If your parents’ income is high, does that help you at all? Do some schools want kids from big money families?
Only if it is big enough to donate millions to the college. In addition, schools that are not need-blind in admissions will favor full pay applicants. And kids from high income families often have advantages that show up in their applications – they could afford private tutors to help get good grades and test scores, lessons that support EC accomplishments, to live in school districts or attend private schools that provide strong academic foundations. The parents might have connections that get little Johnny an impressive internship, or the chance to participate in interesting research.
For schools that are not need blind it certainly helps (at the very list it’s a tip factor between two otherwise comparable students).
@intparent is absolutely right. High income may help for need-aware schools, but it may also hurt at top schools as you are expected to do more with the increased opportunities available to you as a child in a high-income family.
I don’t think money will make up for stats that are less than competitive. The likelihood is that somewhere among the tens of thousands of apps they get are full pay students with high stats.

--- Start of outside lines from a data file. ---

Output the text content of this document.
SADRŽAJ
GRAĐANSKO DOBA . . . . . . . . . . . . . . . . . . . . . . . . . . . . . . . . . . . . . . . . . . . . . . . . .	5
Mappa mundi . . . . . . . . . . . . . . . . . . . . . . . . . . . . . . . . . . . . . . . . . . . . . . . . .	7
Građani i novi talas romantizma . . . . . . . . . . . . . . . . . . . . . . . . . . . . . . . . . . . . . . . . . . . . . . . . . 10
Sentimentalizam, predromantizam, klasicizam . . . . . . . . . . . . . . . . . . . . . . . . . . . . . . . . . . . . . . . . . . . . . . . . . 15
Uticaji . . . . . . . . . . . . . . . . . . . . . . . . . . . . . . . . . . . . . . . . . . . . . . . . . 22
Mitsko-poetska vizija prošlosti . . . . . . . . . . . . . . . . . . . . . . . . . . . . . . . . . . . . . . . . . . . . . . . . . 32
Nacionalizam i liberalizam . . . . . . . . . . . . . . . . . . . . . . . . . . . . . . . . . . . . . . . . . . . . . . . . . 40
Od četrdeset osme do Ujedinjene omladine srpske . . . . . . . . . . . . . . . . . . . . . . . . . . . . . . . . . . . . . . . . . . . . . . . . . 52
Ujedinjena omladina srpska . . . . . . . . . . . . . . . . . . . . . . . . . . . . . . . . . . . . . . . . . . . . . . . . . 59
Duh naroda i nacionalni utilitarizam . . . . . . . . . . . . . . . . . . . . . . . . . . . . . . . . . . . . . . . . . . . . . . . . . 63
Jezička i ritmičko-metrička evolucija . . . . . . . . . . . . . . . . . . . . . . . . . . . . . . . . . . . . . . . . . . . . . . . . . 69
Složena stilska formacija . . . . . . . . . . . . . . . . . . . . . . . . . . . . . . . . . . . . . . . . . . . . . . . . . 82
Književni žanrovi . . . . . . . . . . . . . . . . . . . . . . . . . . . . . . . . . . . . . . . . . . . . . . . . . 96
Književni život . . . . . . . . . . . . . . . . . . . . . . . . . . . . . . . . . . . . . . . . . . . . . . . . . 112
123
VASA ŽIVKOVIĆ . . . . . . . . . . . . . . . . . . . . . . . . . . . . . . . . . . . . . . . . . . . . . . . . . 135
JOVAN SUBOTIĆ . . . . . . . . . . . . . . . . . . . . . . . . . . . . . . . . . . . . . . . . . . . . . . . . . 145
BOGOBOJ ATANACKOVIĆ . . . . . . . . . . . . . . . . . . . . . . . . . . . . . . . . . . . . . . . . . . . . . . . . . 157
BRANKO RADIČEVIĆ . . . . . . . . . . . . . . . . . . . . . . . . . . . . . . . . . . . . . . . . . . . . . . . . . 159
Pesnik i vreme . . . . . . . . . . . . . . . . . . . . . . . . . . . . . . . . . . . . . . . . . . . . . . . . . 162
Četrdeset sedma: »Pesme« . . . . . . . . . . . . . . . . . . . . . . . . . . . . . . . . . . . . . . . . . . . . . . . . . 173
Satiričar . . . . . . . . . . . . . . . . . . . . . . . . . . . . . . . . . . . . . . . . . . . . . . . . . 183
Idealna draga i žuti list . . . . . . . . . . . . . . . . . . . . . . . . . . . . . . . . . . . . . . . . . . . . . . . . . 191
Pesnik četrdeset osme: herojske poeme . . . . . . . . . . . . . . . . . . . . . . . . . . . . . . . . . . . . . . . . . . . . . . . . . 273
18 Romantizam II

You can get an idea where you stand by checking your stats against those on each college’s Common Data Set to see where they fall. If your scores are on the higher end of their middle 50%, that’s a good sign. If their acceptance rate is low it’s still a reach, but at least you might have a chance. If they’re below the middle 50%, you probably want to consider them a high reach. In either case, apply to some academic safeties too.
Coming from a family that can afford to pay the full COA is an advantage at almost every school in the country…no school is indifferent to tuition revenue, and only a small handful of schools attract enough wealthy applicants that they can afford to ignore such concerns - all financial aid offices have a budget target.